…that’s what your customers might be saying. Or as Henry Ford put it
” If I’d asked customers what they wanted, they would have said a ‘faster horse’ “.
Business success stories may start from a new (or borrowed) idea followed by a continuous process of improvement. This is the iphone story, and part of the “Toyota Way” known for “Kaisen“ or “change for the better” . Did you know that Toyota makes thousands of improvements a year based on real market feedback?
Taking market feedback into your improvement process is a real sign that you are listening to your market and the market can reward your business handsomely for this.
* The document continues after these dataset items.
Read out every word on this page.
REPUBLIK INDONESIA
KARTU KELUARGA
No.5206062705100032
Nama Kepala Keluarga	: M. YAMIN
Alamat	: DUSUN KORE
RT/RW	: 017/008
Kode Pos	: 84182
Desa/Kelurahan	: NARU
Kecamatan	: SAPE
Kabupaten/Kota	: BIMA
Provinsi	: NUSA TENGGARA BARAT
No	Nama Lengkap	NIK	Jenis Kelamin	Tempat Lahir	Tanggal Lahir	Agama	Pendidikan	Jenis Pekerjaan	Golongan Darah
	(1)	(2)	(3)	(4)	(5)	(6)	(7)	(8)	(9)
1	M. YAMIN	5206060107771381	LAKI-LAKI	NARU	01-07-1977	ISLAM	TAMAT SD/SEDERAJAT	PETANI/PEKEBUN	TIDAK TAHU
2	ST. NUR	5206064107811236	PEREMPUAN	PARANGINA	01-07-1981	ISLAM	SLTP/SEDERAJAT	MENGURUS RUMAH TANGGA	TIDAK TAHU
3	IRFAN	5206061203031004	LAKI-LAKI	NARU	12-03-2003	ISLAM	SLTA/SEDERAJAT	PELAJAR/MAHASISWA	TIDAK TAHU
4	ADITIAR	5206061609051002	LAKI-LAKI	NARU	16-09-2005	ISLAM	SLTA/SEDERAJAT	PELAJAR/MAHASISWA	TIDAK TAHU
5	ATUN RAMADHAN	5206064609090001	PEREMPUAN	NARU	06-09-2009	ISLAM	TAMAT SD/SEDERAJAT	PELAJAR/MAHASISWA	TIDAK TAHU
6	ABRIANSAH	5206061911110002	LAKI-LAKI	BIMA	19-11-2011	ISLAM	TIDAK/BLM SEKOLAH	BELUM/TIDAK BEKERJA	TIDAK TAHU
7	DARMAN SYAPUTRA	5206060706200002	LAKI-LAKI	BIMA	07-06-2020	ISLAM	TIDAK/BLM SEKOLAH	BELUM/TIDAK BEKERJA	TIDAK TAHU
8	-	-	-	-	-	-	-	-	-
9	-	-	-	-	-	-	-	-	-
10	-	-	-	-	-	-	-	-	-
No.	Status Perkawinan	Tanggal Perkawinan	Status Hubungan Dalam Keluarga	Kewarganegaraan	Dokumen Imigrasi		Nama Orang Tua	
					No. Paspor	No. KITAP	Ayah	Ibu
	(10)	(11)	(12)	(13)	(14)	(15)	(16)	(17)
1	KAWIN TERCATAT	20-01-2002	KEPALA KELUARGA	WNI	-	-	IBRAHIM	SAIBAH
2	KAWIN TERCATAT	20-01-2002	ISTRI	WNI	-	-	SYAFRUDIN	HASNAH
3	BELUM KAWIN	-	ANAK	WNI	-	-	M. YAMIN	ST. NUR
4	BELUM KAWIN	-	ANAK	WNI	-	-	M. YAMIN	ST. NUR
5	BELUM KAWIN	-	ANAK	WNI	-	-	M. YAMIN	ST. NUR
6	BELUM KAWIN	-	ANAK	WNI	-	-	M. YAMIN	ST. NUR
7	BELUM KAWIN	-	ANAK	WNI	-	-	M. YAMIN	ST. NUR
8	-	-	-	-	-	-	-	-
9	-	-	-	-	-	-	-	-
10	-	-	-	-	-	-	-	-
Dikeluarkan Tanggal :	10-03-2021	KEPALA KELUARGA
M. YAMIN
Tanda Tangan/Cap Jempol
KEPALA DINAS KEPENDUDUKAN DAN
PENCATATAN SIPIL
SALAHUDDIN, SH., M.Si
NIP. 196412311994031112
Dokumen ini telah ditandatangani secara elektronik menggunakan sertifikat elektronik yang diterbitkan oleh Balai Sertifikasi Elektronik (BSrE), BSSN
But can you expect the market to think outside the box on your behalf?
Extra Chunky taste buds …
Malcolm Gladwell tells the story of the food expert Dr Howard Moskowitz who discovered during the 1980s that one third of Americans would like “extra chunky” spaghetti sauce while not one spaghetti sauce maker was making it. When Prego took on his advice, they immediately took over the market and made $600m in 10 years from this extra “chunky” line alone.
Moskowitz did not simply dream up this sauce. He conducted experiments on thousands of testers with every conceivable variation and combination in taste and texture (sweet, chilli, thin, chunky, etc). Then instead of looking for the “most popular“ taste, the Holy Grail for food experts, he had the insight to group the results into different segments, and so discovered the “extra chunky” group.
When Moskowitz moved away from the notion of a perfect and “authentic” Italian sauce that everyone was so focused on, he realized that consumers’ tastes in spaghetti sauce are in fact segmented into three groups: plain, spicy, and extra chunky.
Moskowitz was ignored by Pepsi years earlier during the 1970s for a similar advice, that there is no “perfect diet Pepsi” with the perfect amount of sweetness, but “perfect Pepsis” each for a different group of consumers.
What is more important is that Americans could not “know” that they like extra chunky sauce, just as they did not know they’d like a car instead of a faster horse.
Your clients’ feedback can be very helpful in the continuous improvement of your products or services. They can attend your focus groups but do not expect them to think outside the box on your behalf.
‘It’s really hard to design products by focus groups. A lot of times, people don’t know what they want until you show it to them.’ Steve Jobs.
‘How you gather, manage and use information will determine whether you win or lose.’ Bill Gates.